In order to effectively measure Diakite’s impact, it’s worth looking at the other things big men can contribute and are especially important in Bennett’s system, too: offensive rebounding, blocking shots and defending without fouling. Diakite has made major leaps in those areas during his time in Charlottesville. Here are his ACC numbers year over year from KenPom.
|Year||Offensive rebounding percentage||Block percentage||Fouls committed per 40 minutes|
Essentially, Diakite is making more high-impact plays while fouling less often. Bennett attributed that to Diakite moving his body and anticipated better, eliminating the need to try to recover by reaching in, which often results in fouls.
“Of course it’s experience, but it certainly has to do with balance, discipline, being in the right position [and] just know-how — where to be sound and not gamble or pick up unnecessary fouls,” Bennett said Monday. “Sometimes there’s just going to be fouls that are unavoidable, but I think eliminating some of the unnecessary fouls — I think that’s helped.”
Diakite’s skill set was on display all game against the Irish. He finished with 10 points, seven rebounds and a career-high four blocks.
“It is a special skill — to get it and keep it in play — and Mamadi was real quick off the floor, and he helped,” Bennett said Saturday. “He’s lively. That just adds another dimension to your defense when you can protect.”
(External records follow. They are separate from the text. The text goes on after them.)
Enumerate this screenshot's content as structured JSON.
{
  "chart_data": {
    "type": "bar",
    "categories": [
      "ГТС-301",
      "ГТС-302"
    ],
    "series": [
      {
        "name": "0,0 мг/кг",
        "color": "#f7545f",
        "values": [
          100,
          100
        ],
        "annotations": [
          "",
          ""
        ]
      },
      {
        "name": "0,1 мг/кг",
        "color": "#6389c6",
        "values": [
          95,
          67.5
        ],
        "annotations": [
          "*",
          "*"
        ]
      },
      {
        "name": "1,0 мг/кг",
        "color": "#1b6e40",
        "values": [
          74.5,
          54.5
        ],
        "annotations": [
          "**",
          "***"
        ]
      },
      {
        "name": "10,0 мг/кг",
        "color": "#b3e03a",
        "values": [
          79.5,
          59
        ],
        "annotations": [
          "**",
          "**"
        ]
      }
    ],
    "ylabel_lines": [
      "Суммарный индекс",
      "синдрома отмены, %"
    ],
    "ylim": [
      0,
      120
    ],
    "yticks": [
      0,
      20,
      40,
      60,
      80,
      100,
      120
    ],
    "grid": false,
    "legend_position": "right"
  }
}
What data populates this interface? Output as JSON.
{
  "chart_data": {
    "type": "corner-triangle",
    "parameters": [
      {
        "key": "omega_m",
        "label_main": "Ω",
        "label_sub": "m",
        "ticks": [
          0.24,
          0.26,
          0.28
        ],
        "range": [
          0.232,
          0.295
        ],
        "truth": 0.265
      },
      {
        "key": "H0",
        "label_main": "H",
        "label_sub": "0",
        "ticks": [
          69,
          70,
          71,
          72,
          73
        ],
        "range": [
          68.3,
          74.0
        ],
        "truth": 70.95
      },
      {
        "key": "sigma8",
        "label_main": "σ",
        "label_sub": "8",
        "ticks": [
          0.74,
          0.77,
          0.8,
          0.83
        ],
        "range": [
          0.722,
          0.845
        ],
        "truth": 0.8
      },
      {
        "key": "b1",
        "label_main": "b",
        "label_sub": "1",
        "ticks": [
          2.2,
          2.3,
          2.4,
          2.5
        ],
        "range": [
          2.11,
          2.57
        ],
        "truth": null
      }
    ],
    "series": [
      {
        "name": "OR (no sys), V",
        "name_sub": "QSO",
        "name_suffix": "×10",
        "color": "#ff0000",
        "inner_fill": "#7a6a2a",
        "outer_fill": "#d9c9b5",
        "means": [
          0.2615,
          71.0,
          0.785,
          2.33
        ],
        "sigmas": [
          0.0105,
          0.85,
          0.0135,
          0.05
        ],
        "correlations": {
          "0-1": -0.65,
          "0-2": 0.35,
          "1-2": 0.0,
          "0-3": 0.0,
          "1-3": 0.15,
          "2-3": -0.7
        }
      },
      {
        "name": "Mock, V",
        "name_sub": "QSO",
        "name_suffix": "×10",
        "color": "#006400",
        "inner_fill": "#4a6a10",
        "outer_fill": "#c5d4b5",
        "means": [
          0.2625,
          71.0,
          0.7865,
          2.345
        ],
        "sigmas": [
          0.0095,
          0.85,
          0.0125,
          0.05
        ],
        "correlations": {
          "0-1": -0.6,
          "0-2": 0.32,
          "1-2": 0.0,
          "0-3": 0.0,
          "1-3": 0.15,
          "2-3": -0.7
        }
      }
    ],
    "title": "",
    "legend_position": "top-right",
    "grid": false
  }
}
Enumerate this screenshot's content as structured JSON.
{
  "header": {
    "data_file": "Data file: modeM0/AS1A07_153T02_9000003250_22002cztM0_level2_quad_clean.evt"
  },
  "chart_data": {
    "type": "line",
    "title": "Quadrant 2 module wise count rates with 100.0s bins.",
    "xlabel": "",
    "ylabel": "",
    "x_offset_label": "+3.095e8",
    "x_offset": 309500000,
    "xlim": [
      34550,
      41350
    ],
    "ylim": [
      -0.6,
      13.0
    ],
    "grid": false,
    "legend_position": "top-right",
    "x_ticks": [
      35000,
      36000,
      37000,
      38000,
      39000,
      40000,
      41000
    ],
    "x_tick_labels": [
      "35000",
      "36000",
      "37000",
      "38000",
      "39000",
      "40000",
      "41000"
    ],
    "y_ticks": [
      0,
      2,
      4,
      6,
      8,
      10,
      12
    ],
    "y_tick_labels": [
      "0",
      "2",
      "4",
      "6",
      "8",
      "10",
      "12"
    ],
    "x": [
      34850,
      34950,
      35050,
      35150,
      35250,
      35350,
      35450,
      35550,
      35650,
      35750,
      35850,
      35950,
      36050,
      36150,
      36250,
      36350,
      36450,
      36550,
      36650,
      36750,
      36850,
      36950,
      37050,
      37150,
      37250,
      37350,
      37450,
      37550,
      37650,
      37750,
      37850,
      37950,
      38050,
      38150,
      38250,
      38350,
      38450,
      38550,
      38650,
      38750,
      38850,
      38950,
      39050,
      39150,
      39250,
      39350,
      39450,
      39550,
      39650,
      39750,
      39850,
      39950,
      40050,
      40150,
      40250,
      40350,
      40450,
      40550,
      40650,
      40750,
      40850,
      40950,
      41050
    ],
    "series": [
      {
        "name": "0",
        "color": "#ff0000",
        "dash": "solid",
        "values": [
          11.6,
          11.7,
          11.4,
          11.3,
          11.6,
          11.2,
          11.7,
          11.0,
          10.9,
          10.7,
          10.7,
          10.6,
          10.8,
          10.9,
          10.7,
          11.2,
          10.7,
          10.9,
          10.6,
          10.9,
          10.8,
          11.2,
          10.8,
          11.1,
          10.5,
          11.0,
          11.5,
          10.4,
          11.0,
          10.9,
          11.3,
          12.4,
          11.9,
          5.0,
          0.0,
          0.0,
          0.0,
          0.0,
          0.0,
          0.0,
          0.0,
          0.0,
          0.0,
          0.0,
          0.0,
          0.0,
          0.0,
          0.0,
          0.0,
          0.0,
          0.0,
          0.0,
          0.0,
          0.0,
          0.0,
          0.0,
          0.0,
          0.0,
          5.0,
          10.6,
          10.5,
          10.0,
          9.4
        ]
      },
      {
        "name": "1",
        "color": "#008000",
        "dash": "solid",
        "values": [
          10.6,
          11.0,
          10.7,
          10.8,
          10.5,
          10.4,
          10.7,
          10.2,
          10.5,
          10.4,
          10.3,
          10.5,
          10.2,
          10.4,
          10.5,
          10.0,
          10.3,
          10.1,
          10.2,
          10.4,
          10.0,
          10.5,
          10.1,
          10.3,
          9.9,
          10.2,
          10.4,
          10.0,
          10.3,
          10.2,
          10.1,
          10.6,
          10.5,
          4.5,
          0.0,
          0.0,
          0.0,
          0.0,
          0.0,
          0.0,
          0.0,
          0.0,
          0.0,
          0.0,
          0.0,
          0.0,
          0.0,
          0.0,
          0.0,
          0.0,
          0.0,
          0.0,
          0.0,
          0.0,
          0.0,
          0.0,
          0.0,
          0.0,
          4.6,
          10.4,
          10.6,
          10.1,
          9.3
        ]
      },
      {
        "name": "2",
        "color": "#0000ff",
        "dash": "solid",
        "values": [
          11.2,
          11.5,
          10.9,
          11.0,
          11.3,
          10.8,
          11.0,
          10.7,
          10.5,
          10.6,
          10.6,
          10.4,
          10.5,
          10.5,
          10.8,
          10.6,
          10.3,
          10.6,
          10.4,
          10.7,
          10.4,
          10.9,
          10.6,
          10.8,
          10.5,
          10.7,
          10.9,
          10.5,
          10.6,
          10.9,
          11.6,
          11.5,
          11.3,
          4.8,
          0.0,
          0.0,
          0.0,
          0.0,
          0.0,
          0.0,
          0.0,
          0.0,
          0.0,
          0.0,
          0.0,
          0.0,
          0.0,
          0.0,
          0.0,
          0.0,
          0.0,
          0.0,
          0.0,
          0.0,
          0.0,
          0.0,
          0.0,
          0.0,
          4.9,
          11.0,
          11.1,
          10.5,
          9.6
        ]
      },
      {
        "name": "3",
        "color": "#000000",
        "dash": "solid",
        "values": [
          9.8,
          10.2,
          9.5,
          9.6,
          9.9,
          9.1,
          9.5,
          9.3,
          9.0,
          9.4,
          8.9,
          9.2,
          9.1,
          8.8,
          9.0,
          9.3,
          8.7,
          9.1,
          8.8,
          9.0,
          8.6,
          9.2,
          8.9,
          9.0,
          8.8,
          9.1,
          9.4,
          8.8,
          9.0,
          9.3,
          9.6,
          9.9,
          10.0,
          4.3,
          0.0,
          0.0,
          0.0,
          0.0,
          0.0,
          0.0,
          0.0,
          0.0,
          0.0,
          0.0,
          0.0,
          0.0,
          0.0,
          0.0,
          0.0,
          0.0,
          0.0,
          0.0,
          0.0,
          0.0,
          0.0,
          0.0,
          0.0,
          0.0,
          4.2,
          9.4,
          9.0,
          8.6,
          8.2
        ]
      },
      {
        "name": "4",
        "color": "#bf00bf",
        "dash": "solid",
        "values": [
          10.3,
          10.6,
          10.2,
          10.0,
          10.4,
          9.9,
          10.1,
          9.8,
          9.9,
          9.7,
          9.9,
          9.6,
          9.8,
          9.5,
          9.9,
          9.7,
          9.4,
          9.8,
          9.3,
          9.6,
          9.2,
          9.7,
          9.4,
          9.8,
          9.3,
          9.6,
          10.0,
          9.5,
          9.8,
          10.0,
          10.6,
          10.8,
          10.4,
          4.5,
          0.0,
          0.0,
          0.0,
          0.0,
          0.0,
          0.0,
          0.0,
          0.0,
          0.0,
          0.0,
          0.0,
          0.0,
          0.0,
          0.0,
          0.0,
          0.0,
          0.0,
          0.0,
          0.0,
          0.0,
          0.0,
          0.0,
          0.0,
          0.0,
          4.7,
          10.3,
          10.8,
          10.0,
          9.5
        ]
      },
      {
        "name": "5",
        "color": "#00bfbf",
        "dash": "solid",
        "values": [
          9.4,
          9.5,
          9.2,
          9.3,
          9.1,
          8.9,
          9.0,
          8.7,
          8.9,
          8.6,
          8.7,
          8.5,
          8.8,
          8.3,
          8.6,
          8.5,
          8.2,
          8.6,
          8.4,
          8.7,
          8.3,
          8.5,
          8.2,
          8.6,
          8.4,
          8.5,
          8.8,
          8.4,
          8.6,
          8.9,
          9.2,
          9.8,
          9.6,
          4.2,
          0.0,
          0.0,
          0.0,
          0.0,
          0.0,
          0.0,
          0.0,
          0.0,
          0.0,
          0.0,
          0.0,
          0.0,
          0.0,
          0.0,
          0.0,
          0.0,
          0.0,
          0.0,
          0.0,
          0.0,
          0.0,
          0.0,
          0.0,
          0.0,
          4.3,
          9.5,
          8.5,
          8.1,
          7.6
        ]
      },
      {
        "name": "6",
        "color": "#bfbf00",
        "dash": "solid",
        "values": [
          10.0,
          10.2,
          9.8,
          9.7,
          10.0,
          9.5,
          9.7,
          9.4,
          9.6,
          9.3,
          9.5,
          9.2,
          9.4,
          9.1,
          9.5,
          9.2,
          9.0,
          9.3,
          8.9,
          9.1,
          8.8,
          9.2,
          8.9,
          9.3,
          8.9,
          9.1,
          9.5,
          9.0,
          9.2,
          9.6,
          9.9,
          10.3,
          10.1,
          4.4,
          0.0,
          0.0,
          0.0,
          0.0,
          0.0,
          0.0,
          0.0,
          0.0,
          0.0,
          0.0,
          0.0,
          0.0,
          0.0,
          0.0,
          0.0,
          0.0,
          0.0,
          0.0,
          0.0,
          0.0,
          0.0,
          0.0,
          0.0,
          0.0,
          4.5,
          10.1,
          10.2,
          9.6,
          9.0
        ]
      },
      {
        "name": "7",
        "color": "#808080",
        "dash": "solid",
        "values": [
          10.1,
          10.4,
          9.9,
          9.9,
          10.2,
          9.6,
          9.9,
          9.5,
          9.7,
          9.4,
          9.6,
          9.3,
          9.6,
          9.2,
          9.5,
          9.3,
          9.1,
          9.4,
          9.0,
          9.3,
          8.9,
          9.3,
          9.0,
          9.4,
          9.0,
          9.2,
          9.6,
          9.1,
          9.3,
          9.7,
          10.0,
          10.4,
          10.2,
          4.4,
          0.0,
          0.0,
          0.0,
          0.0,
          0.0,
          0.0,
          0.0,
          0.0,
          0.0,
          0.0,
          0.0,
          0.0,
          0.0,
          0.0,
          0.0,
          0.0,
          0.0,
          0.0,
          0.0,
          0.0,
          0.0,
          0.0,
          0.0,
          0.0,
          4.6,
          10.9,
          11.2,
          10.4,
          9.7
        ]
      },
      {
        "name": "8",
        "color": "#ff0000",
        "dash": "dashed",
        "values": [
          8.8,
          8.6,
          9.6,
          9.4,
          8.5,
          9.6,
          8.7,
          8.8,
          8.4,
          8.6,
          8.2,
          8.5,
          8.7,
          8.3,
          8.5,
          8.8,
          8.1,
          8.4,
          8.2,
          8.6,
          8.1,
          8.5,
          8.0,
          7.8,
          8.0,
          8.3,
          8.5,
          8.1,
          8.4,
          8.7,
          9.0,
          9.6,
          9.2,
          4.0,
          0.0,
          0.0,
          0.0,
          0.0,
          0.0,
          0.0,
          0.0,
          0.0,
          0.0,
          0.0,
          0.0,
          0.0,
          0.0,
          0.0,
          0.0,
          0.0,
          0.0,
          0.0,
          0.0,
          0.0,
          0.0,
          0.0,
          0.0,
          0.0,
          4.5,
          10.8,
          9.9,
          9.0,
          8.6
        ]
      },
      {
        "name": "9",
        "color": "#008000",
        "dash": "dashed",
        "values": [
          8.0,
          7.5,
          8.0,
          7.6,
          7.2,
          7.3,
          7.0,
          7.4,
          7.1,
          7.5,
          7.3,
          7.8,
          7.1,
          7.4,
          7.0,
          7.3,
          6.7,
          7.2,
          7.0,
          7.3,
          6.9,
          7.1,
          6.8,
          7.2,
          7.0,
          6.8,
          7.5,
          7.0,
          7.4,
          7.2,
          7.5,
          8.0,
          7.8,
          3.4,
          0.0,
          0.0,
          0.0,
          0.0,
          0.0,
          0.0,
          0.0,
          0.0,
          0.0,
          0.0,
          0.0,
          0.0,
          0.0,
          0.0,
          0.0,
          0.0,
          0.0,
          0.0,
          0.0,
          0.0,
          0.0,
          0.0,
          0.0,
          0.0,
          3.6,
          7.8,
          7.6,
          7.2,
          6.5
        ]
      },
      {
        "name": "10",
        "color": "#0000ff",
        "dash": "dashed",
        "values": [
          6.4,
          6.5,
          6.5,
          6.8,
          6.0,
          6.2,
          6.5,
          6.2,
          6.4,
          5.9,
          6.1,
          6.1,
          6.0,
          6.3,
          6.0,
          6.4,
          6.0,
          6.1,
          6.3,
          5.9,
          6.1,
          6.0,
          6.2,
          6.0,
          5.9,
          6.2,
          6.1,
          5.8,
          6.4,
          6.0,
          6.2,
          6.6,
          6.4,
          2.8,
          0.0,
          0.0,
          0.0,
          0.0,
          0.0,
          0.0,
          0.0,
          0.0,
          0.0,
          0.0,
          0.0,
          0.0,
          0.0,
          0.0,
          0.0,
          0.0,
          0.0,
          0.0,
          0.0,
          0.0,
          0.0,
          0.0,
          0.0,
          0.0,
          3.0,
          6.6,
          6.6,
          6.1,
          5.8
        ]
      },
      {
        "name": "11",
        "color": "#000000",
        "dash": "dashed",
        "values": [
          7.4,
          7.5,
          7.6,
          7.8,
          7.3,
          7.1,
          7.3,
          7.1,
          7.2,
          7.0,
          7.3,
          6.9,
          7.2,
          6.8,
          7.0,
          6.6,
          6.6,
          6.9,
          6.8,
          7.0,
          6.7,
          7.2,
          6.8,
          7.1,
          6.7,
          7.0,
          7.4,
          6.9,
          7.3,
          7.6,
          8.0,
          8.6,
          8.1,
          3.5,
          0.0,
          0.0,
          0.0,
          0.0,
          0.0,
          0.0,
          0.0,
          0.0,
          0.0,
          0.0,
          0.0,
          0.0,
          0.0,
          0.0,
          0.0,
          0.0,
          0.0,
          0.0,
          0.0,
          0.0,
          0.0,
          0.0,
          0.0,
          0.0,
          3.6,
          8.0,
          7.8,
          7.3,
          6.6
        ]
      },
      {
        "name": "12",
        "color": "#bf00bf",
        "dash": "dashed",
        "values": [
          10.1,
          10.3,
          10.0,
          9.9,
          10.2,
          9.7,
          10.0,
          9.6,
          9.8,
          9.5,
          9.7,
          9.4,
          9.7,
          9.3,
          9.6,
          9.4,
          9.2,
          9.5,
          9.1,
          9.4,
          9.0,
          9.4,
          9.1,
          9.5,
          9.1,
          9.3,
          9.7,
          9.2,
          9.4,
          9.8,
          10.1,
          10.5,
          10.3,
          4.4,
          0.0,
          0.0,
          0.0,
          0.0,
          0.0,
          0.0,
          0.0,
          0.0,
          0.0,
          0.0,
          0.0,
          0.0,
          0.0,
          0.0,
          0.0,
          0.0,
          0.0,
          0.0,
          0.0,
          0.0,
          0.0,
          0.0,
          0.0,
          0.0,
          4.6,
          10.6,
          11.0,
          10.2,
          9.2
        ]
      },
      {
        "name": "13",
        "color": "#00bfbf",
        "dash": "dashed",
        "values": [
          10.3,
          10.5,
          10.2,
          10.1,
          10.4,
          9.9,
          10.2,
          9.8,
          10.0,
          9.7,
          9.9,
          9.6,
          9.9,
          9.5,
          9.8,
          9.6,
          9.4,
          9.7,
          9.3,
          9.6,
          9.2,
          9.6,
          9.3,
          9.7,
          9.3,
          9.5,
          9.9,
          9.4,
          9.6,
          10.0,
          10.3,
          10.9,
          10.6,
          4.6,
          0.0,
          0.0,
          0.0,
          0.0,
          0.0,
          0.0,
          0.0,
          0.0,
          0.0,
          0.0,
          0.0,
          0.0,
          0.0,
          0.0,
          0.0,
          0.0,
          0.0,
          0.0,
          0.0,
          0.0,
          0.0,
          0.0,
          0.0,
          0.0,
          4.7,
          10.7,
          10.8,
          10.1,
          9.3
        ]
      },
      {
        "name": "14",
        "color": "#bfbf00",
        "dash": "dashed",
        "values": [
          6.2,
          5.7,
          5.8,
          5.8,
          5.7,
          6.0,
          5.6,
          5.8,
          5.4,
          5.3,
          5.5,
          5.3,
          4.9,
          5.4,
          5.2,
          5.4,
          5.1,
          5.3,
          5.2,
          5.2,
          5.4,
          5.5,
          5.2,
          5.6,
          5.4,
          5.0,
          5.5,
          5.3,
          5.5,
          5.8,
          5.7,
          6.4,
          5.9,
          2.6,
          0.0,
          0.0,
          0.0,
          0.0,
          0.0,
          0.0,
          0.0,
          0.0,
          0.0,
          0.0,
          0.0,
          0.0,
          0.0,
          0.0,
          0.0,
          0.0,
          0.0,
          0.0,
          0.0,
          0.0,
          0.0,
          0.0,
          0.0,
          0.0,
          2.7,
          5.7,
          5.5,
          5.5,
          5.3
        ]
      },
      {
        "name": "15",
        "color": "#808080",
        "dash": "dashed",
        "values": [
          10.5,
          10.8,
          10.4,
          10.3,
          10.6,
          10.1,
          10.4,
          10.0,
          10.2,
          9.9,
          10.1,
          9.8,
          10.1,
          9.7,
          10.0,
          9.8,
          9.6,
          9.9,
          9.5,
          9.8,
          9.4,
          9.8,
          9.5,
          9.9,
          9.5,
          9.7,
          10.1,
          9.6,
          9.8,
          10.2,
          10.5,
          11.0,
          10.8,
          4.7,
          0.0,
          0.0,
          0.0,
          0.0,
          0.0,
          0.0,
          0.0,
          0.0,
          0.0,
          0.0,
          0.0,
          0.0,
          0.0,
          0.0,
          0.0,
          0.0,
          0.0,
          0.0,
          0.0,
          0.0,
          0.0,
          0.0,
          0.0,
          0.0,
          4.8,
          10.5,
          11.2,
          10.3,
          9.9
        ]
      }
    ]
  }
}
Perhaps the most evident sign of Diakite’s development was the trust Bennett showed in his big man when Notre Dame tried to creep back into the game by relying on big man John Mooney and got the score to 54-42. Bennett took a timeout and reinserted Diakite in favor of Jack Salt. The Cavaliers scored the game’s next eight points, and the outcome was no longer in doubt. Mooney made just one of his six shots with Diakite back in the game and spent the final 5:52 of the game on the bench.
“I thought Mamadi was a key in this game when they cut it to 12 and we were having a little trouble,” Bennett said Saturday. “Mooney stepped out and hit a couple of threes. … It was a poor stretch, defensively, for us. I reinserted Mamadi back in, and his quickness, I thought, defensively allowed us to guard Mooney at the three point line, and then also he used his quickness and blocked some shots.”
Moving forward, Diakite has what should be an inviting matchup against an undersized NC State team and then a date with a struggling Miami team. If Diakite can continue to play at a high level at both ends, he’ll provide a needed boost down low — and occasionally from the perimeter — as Virginia prepares for its stretch run into tournament play.